Sample size and margin of error explained
How sample size, the response proportion and confidence level shape a poll's margin of error, and why quadrupling the sample only halves the margin.
The square-root rule
Sample size drives the margin of error, but not in a straight line. Because n sits under a square root in MOE = z times the square root of p(1-p)/n, the margin shrinks with the square root of the sample rather than in proportion to it. Doubling the respondents divides the margin by about 1.41, and to cut the margin in half you need roughly four times as many people. That is why a national poll of 1,000 lands near a 3.1% margin at 95% confidence, while pushing to a 1.5% margin demands close to 4,000 interviews and far more cost.
Confidence level versus margin
The confidence level sets how often the interval should capture the true value across repeated samples, and it enters the formula only through the z-value. At 95% confidence z is 1.959964; raising the bar to 99% swaps in 2.575829, which widens the same result by about 31%, while dropping to 90% uses 1.644854 and tightens it. Nothing about your data changes when you move the slider, only the price you pay in width for extra certainty. Most published polls settle on 95% as a working compromise between confidence and a usably narrow band.

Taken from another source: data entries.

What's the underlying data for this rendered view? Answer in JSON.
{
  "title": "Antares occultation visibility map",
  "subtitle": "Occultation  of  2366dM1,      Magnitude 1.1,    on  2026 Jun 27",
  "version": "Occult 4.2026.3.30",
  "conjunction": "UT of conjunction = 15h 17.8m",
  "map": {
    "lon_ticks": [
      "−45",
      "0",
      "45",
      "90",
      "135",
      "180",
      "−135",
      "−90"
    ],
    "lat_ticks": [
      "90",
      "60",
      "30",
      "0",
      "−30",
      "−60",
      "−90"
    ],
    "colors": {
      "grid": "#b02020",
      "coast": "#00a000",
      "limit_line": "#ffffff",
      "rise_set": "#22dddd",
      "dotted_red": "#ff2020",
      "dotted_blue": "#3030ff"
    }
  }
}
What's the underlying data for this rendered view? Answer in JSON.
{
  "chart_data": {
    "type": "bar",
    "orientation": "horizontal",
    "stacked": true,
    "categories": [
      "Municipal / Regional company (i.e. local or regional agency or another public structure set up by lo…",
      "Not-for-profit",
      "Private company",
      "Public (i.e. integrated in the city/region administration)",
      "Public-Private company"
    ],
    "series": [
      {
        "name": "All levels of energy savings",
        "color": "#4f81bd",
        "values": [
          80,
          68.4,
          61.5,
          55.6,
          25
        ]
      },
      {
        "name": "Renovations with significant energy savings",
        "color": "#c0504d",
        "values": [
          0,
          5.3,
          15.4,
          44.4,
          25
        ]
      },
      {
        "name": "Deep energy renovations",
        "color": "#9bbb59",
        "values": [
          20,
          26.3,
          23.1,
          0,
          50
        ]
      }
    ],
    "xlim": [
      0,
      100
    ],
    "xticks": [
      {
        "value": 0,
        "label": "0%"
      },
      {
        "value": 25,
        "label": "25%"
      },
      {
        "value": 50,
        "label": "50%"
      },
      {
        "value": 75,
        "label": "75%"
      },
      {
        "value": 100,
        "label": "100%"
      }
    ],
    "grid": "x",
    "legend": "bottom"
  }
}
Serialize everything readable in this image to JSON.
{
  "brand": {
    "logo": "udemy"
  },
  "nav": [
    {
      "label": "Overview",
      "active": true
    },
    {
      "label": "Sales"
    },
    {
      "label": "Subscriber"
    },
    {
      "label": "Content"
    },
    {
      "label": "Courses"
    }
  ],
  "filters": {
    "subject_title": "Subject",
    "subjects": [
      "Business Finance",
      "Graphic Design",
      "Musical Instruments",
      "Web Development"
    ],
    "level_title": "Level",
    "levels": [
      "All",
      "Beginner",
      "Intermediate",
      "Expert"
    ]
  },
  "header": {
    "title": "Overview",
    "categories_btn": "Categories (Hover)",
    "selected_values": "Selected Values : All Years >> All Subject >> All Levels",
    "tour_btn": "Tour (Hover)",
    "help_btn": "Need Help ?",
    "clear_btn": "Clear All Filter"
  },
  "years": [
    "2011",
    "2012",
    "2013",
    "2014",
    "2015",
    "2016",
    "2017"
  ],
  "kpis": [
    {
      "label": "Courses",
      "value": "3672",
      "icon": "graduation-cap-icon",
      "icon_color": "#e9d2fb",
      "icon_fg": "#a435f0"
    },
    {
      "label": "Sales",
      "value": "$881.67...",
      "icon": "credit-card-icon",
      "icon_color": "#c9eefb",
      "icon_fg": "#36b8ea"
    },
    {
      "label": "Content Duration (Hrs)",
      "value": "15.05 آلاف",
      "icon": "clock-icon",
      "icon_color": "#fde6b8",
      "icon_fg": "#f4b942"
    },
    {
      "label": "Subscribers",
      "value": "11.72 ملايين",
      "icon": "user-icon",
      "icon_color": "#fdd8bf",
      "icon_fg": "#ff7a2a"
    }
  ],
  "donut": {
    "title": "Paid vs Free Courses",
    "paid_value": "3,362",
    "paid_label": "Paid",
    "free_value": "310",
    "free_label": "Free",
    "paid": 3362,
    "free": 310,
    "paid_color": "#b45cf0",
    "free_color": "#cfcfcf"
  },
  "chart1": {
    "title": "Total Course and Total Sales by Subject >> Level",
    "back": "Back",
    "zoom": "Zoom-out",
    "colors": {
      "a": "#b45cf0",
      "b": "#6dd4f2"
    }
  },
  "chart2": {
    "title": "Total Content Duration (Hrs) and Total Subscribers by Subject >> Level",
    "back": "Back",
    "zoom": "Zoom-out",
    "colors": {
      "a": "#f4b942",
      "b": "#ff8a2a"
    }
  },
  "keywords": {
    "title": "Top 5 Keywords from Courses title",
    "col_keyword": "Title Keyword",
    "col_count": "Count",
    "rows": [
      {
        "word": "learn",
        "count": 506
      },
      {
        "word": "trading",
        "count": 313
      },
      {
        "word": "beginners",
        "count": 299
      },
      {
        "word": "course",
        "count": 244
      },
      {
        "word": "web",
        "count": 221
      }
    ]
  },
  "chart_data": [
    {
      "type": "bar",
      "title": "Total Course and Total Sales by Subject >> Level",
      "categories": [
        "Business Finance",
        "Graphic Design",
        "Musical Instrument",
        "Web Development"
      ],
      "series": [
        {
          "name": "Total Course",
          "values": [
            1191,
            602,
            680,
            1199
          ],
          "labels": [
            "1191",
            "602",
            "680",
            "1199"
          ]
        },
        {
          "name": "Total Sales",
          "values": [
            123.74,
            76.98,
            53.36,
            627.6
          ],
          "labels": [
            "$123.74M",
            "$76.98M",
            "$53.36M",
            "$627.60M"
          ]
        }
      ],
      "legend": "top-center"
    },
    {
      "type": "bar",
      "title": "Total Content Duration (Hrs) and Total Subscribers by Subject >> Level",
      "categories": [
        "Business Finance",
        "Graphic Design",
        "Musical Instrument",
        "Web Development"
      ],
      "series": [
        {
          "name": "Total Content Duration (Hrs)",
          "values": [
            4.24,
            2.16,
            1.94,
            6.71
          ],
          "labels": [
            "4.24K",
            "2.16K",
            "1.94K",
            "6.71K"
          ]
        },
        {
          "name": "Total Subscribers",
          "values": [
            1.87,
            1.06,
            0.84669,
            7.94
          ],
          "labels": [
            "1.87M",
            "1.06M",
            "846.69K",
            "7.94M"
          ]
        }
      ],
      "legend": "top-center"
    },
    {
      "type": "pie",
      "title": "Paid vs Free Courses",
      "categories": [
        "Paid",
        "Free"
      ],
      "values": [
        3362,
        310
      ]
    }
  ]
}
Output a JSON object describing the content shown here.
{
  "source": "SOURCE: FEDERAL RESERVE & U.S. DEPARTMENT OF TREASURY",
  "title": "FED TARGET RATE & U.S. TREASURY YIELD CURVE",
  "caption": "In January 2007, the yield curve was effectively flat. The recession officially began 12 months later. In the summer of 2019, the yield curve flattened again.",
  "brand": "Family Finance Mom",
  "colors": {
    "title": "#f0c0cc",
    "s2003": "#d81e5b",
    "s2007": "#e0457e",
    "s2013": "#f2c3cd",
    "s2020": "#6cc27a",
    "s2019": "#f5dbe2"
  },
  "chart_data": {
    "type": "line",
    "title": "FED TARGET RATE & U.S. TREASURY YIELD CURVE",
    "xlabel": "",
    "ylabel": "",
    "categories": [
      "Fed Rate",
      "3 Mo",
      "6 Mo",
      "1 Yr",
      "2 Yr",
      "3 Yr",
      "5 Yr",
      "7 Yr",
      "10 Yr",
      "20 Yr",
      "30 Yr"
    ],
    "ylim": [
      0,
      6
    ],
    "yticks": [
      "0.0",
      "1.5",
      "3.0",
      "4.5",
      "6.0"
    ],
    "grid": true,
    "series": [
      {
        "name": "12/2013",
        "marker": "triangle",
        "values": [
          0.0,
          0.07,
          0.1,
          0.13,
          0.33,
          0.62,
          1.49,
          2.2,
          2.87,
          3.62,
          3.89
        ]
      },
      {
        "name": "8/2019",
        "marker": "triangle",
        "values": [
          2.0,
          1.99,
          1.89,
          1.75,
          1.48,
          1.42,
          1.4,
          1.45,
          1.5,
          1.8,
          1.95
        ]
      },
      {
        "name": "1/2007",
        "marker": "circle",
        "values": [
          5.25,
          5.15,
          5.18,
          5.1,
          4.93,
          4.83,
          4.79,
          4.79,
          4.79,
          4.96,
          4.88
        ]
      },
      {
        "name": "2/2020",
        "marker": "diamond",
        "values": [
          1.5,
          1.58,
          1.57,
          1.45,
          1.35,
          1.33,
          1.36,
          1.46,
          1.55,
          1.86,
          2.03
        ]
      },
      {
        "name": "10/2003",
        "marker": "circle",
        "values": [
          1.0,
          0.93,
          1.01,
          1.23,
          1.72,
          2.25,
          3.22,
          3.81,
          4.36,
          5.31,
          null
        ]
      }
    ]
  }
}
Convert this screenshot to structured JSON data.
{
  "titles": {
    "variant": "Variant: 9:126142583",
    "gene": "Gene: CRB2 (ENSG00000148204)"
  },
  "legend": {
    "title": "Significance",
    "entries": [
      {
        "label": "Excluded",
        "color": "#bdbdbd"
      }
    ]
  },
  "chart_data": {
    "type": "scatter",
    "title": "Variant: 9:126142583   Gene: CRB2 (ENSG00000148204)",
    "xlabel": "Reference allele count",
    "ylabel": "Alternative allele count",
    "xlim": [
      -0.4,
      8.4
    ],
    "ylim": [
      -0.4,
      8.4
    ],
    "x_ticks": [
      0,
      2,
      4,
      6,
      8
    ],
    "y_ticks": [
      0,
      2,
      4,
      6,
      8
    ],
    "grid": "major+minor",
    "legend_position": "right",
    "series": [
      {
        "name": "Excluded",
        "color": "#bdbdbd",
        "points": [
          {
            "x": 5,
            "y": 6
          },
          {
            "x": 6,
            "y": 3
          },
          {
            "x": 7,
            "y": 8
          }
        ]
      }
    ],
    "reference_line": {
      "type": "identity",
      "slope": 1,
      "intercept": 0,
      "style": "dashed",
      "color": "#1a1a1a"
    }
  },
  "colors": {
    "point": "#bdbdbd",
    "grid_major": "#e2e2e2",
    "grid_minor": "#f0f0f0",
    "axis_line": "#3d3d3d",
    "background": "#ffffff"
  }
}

When the population size matters
The basic formula quietly assumes you are drawing from an effectively infinite population. When the group is small and your sample covers a big fraction of it, that assumption overstates the uncertainty, and the finite-population correction fixes it by multiplying the margin by the square root of (N - n) / (N - 1). Surveying 500 of a 2,000-person company, for example, pulls a 95% margin from about 4.38% down to roughly 3.8%. Once the population is many times the sample, the correction is close to 1 and safely ignored, which is why national polls leave the population field blank.
What the margin does not capture
Margin of error only measures sampling error, the noise from surveying a subset rather than everyone. It says nothing about biased question wording, respondents who lie or drop out, coverage gaps in the frame, or a poorly weighted sample. Two polls can share the same 3% margin yet disagree by more than that because their non-sampling errors differ. Read the margin as the best case under perfect random sampling, and judge the rest of the survey on its methodology.